Wednesday, April 3, 2013

Keeping Appointments

April 3, 2013

Yizkor is a prayer said only on the four Jewish "Pilgrimage" holidays. As I understand it,  a while back, the duty was to get oneself to Jerusalem to pray for one's dead on each of these four days. To pray that one would honor them by doing good works in remembrance of them. I did not have to get to Jerusalem--only to my synagogue, which is about nine blocks from my house. Still, yesterday, the last day of Passover, it was a little complicated for me to be at the Yizkor service.

Not because of some dramatic excuse like a donkey with two broken legs. No, I had a dental appointment.
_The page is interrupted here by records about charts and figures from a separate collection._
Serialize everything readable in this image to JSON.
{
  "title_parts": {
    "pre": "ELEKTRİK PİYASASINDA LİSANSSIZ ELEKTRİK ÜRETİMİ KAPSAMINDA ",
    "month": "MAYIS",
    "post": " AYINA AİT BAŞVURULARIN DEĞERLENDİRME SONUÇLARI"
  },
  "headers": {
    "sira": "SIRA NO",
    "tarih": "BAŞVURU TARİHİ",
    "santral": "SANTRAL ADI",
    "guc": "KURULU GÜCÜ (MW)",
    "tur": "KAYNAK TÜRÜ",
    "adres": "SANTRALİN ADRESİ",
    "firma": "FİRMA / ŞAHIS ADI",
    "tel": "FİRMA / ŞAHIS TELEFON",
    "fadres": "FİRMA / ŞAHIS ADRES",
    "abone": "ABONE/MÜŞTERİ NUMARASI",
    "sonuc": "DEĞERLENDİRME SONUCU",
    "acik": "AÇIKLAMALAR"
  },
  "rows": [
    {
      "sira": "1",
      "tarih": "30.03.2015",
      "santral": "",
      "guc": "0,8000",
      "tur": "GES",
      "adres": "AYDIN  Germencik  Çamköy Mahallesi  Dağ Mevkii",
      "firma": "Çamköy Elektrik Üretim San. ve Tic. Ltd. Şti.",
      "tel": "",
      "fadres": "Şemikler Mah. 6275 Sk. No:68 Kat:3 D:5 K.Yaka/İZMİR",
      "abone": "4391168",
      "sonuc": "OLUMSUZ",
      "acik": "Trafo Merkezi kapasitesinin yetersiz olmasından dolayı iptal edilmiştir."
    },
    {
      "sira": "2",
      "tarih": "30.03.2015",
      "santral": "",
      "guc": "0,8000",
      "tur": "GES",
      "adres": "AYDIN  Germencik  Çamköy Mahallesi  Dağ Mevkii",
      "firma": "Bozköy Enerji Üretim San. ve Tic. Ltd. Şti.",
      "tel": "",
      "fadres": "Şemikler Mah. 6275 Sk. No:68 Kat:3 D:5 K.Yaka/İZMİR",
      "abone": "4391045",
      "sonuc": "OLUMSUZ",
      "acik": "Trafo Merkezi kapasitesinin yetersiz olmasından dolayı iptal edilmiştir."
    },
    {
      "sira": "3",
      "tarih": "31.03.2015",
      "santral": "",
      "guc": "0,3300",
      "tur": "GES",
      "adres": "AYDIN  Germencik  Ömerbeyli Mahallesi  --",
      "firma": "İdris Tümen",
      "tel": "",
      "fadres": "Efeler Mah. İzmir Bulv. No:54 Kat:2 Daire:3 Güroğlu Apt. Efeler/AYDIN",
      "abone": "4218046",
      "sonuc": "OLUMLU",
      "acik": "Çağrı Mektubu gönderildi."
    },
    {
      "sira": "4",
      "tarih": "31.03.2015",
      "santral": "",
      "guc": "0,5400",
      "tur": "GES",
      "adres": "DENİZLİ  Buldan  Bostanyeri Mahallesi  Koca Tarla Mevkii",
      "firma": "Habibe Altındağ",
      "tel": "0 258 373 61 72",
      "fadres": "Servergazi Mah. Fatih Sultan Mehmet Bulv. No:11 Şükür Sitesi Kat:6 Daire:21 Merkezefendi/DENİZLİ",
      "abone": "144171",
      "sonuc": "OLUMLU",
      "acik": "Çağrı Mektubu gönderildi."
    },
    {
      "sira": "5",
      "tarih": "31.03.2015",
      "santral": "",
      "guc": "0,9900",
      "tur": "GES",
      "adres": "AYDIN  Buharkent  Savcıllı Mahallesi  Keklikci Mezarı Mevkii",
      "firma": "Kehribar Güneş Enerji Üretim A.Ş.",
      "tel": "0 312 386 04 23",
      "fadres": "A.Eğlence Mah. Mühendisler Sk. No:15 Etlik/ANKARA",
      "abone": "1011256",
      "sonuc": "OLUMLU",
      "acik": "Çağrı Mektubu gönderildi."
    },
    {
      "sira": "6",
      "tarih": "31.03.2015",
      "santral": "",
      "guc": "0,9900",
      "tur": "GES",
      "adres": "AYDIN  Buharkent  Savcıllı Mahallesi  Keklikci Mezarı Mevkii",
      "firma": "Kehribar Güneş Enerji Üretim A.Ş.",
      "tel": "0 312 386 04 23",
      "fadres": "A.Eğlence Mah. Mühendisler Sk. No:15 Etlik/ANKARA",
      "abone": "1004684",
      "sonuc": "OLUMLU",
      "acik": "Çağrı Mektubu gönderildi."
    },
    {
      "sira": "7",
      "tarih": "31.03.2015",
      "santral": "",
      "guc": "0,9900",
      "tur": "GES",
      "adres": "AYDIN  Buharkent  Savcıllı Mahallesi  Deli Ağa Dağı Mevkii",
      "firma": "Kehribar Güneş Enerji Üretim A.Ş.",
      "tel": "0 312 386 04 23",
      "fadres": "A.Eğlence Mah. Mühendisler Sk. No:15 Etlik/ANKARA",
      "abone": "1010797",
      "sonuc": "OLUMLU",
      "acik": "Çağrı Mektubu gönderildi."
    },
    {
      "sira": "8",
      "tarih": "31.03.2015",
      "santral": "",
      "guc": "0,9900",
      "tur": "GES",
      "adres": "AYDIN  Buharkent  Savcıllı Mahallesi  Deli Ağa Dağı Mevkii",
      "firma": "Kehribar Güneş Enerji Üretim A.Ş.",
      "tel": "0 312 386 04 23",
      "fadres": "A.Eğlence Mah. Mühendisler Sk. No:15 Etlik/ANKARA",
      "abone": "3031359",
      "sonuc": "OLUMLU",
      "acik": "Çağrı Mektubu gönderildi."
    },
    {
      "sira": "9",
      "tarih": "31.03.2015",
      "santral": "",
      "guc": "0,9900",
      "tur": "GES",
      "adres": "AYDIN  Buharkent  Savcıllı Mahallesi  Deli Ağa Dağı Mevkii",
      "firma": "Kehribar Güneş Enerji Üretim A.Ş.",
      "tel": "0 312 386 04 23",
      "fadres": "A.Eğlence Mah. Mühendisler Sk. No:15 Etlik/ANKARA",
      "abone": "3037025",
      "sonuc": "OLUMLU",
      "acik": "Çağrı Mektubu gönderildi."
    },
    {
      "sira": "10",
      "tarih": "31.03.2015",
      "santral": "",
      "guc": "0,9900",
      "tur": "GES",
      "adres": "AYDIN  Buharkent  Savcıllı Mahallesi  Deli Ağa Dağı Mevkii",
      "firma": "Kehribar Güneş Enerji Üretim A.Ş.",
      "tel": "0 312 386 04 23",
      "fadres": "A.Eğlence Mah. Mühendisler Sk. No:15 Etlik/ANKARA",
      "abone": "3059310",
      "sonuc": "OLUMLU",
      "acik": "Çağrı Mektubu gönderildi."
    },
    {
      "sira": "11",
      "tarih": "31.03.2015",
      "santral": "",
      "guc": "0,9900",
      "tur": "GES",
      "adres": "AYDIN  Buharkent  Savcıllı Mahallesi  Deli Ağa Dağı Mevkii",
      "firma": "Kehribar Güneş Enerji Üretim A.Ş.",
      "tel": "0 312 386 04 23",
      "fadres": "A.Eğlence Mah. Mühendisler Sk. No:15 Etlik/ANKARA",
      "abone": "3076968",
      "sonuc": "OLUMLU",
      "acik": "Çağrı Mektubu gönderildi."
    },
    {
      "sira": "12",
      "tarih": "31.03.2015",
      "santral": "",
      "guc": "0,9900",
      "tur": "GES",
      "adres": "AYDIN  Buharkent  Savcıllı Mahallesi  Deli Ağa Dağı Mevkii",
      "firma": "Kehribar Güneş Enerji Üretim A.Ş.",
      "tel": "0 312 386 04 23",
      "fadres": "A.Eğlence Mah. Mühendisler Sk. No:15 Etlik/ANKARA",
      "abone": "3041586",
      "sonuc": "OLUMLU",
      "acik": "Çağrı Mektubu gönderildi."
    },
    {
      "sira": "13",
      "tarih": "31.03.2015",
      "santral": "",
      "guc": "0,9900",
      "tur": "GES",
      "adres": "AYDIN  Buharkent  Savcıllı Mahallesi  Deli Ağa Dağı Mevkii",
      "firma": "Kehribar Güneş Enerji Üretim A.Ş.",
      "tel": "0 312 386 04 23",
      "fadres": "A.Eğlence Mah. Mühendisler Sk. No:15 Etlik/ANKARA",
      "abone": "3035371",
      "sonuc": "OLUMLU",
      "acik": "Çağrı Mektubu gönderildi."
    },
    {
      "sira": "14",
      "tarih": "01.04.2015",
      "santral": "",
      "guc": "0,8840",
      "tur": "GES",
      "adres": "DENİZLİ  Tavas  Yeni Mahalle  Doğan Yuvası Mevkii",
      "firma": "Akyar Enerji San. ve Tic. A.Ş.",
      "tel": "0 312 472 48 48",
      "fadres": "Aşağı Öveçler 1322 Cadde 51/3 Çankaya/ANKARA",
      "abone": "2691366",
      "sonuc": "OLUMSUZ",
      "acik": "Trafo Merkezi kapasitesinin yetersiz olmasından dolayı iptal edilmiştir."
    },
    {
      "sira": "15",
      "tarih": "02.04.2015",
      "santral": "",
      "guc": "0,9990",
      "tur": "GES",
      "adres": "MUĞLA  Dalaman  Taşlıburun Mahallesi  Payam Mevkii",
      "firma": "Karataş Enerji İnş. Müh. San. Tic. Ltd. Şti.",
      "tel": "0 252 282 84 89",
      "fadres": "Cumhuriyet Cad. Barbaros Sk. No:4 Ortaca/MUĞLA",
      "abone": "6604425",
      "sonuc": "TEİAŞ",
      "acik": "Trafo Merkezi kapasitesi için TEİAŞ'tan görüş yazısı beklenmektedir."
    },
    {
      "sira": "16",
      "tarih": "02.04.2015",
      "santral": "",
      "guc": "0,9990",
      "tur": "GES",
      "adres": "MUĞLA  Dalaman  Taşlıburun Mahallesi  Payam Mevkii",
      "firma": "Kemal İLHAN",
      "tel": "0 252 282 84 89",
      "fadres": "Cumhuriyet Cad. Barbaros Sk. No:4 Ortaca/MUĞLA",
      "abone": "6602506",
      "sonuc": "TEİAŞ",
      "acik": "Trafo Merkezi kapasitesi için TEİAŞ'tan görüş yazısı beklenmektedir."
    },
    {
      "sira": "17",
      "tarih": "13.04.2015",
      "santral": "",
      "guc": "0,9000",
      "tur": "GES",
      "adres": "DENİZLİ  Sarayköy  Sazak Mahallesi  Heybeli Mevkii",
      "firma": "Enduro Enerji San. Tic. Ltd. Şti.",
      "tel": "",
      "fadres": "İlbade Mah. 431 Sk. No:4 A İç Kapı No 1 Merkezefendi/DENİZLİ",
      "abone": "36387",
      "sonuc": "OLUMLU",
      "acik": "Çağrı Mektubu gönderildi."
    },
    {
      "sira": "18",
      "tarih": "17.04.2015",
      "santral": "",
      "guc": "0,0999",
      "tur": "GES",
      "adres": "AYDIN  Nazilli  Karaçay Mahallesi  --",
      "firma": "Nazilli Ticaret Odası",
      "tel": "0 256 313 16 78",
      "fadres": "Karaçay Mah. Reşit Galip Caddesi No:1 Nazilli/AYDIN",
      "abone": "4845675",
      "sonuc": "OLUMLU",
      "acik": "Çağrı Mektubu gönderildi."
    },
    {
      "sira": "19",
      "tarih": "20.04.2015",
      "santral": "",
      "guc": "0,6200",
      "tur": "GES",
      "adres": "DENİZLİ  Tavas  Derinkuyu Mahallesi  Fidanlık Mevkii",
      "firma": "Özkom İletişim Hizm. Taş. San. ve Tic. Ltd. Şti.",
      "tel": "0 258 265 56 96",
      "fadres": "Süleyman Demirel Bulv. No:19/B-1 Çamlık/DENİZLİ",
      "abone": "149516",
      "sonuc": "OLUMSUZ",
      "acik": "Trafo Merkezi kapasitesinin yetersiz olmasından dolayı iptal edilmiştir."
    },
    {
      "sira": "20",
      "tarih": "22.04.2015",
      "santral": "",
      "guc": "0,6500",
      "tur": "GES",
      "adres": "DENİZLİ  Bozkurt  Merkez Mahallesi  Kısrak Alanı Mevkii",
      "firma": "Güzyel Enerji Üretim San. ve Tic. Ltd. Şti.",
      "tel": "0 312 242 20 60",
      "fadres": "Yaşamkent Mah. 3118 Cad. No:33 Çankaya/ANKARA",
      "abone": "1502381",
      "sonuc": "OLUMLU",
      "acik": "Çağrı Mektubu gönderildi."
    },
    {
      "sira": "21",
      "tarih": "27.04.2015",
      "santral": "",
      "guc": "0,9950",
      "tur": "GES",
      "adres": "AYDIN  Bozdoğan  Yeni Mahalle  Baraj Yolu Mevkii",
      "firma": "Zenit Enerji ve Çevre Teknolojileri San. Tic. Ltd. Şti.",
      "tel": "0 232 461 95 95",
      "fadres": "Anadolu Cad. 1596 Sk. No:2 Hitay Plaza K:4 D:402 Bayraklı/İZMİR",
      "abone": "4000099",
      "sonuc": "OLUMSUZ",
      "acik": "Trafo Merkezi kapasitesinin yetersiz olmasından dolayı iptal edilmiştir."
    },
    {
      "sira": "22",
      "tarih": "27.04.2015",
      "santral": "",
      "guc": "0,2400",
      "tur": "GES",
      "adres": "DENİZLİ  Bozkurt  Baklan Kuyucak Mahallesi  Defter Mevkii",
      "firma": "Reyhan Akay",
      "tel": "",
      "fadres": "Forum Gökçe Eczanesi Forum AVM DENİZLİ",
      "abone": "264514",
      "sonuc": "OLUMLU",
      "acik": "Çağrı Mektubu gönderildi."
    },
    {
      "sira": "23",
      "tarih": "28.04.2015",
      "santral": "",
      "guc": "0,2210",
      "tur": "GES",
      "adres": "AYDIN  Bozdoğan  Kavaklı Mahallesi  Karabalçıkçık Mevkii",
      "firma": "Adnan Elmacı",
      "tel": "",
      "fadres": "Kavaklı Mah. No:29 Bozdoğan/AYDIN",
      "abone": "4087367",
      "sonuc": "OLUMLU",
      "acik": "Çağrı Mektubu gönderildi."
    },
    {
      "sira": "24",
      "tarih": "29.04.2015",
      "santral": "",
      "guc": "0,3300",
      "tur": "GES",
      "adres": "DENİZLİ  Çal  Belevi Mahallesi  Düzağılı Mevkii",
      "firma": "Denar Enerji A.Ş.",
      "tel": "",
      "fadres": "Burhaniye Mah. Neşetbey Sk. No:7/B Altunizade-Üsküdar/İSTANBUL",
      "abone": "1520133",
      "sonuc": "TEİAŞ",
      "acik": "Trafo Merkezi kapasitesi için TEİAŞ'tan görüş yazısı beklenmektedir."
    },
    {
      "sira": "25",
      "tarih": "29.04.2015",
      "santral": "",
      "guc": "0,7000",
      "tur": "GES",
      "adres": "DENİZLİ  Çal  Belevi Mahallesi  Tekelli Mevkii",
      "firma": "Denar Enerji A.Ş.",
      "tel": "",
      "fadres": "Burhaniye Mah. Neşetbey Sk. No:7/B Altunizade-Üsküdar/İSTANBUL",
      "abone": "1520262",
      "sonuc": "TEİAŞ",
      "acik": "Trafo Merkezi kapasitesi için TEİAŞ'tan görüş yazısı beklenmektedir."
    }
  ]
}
What's more, it was only for a cleaning. Still, the appointment was made weeks earlier.  And among my steely convictions is that it's mandatory to keep appointments unless there's a REAL emergency. Had I consulted my Jewish calendar  instead of my "regular" (larger) calendar when I made the appointment, I would not have made it for that day.

I cancelled the appointment.

Because I felt I had a prior appointment. With my parents. And with God.  Because the Yizkor prayers are to me a mnemonic: they remind me that when I act charitably toward others, I honor my parents. That's why I went and prayed Yizkor, because, most days, I do believe that my long-dead parents continue to live through me--so long as I act like their daughter.

What makes me doubly grateful that, this once, I broke an apppointment for a non-emergency, was that God, Who never had a mother or a father, and may have had an appointment with a dying child (or His own dentist) was also there in shul. Listening to my vow.